Most NPCs need more than one line. We will generate a greeting, a quest hint, and a farewell in a single script. Because Oxlo.ai charges per request, not per token, sending three separate prompts to build a full node costs the same whether each prompt is ten words or a thousand words of lore. That makes iterative tree generation affordable even when you are iterating on a 32k context world bible. I loop over context strings and collect structured nodes.

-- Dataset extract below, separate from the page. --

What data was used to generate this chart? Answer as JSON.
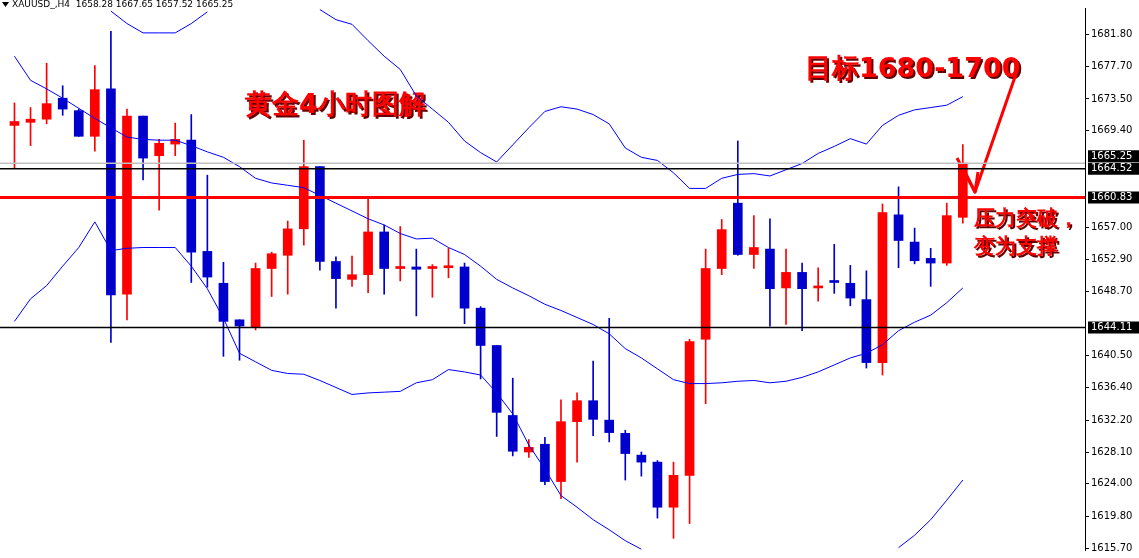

def build_dialogue_tree(npc_name, faction, reputation, quest_stage):
    nodes = []
    contexts = [
        f"{npc_name} greets the player. Quest stage: {quest_stage}",
        f"{npc_name} gives a subtle hint about the next objective. Quest stage: {quest_stage}",
        f"{npc_name} says goodbye after the conversation."
    ]

    for ctx in contexts:
        line = generate_structured_line(
            npc_name=npc_name,
            faction=faction,
            mood="wary",
            player_reputation=reputation,
            context=ctx
        )
        nodes.append(line)

    return nodes

# Example usage
tree = build_dialogue_tree(
    npc_name="Garrett",
    faction="Iron-Thieves",
    reputation=-2,
    quest_stage="seeking_the_forgery"
)

for node in tree:
    print(node)

Run it

Running the script produces structured output you can feed directly into a game engine or a localization pipeline. Here is what the console looks like when I execute the tree generator. Notice how the hostile reputation changes the greeting, the quest stage surfaces the correct hint, and the emotion tags give our audio pipeline clear direction. You can swap in Qwen 3 32B if you need multilingual output for international releases, or Kimi K2.6 for longer narrative reasoning.

$ python npc_generator.py

{'dialogue': 'You have a lot of nerve showing your face here after what happened at the docks.', 'emotion': 'hostile', 'advances_quest': False}
{'dialogue': 'If you are looking for the forger, ask about the red ledger in the lower district. Just do not mention my name.', 'emotion': 'whispered', 'advances_quest': True}
{'dialogue': 'We are done. Do not make me regret letting you walk out.', 'emotion': 'dismissive', 'advances_quest': False}

Next steps

Wire this generator into your game build pipeline so NPCs are authored as JSON files at compile time, or expose it as a live service endpoint so player actions dynamically alter dialogue. If you want spoken lines, pipe the dialogue text through Oxlo.ai's audio endpoints with Kokoro 82M for text-to-speech or Whisper for transcription. You could also cache common lines locally and only call the API for procedurally generated responses.